Feedback is welcome and we are always happy to discuss with people who face the same problems as we do: avoid breaking changes, APIs that became bloated over a decade or so, uncontrolled dependencies, difficult choices when it comes to introduce breaking changes, conflicting demands from users etc.

You might also be curious about our ROADMAP.


  1. We wanted first to remove all external dependencies.

For all our libraries and generated test code we don’t want test dependencies to drill farther than import github.com/go-openapi/testify/v2, but on some specific (and controlled) occasions.

In this fork, all external stuff is either internalized (go-spew, difflib), removed (mocks, suite, http) or specifically enabled by importing this module (github.com/go-openapi/testify/enable/yaml/v2).

  1. Make it easy to maintain and extend.

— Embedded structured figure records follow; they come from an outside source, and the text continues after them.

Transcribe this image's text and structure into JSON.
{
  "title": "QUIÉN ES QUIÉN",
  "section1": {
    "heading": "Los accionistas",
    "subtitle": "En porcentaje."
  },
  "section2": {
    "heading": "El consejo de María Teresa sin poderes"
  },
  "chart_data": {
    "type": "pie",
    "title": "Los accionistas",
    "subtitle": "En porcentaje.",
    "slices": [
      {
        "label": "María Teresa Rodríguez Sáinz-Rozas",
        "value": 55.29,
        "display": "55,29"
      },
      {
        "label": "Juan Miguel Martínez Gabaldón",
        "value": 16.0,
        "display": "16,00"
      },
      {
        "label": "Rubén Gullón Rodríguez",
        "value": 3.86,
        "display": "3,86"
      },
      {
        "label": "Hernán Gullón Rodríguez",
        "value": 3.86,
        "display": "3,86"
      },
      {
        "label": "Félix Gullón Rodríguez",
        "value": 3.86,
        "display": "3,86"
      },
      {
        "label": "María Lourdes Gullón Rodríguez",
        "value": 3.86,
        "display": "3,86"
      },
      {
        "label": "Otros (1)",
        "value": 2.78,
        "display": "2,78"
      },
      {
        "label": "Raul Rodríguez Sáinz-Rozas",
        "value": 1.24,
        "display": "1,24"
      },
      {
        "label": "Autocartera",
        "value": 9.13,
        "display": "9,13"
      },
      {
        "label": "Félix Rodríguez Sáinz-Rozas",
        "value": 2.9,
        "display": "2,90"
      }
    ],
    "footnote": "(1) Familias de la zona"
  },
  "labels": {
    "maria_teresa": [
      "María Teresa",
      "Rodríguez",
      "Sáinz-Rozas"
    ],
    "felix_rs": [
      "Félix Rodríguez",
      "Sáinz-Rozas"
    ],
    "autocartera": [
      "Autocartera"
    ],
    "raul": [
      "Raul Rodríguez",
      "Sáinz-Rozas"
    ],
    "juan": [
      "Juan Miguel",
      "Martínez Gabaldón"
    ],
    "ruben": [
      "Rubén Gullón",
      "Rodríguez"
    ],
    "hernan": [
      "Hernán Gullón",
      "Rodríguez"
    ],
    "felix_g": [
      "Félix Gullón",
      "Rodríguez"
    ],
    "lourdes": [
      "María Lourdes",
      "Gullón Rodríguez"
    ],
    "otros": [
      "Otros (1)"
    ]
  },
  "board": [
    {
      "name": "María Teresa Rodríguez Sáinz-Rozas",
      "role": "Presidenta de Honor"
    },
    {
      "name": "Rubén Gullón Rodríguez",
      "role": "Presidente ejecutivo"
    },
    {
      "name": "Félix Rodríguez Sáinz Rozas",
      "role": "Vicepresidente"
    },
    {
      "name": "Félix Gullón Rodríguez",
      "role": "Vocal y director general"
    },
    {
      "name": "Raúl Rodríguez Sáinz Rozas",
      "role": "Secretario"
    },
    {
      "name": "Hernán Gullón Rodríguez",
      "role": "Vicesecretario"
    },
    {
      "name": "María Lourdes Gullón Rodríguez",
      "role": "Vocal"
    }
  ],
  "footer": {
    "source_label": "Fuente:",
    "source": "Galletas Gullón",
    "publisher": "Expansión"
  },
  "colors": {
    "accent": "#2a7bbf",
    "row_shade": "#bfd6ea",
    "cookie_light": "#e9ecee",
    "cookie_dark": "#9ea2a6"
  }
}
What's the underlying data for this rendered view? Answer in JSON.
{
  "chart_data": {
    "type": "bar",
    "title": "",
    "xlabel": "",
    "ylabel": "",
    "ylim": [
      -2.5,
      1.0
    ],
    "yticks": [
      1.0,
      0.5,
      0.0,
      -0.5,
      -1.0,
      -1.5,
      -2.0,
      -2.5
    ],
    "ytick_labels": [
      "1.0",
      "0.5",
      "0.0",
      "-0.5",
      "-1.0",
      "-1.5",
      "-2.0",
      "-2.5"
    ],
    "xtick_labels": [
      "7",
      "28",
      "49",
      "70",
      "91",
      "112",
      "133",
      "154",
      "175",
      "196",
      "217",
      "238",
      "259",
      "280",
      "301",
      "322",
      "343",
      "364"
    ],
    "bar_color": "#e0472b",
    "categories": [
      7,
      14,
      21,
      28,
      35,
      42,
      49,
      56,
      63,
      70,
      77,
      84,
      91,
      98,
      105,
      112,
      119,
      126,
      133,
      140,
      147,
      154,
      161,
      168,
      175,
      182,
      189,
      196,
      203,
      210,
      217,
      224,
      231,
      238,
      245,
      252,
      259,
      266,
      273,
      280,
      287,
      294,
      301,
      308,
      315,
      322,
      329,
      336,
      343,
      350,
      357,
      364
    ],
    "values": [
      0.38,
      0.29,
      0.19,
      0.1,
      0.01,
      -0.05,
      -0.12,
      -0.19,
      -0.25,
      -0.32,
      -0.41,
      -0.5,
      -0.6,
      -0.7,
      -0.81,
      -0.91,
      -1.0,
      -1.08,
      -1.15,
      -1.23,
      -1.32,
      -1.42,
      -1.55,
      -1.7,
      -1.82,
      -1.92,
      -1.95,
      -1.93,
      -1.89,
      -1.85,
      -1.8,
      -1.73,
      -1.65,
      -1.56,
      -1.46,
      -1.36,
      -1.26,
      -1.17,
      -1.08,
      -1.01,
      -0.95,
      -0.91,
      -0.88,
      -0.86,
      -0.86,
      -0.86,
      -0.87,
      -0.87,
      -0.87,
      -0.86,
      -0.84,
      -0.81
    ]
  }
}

For go-openapi, testify should just be yet another part of our toolkit. We need it to work, be easily adaptable to our needs and not divert our development effort away from our other repos. This big refactor is an investment.

  1. We want to pare down some of the chrome that has been added over the years

The go-openapi libraries and the go-swagger project make a rather limited use of the vast API provided by testify.

With this first version of the fork, we have removed mocks and suite, which we don’t use. They might be added later on, with better controlled dependencies.

In the forthcoming maintenance of this fork, much of the “chrome” or “ambiguous” API will be pared down. There is no commitment yet on the stability of the API.

Chrome would be added later: we have the “enable” packages just for that for when external dependencies are needed.

  1. We want to add new features like generics, more useful assertions for JSON and safety checks.

  2. We want to get rid of the API quirks and gotchas that panic or return unexpected results.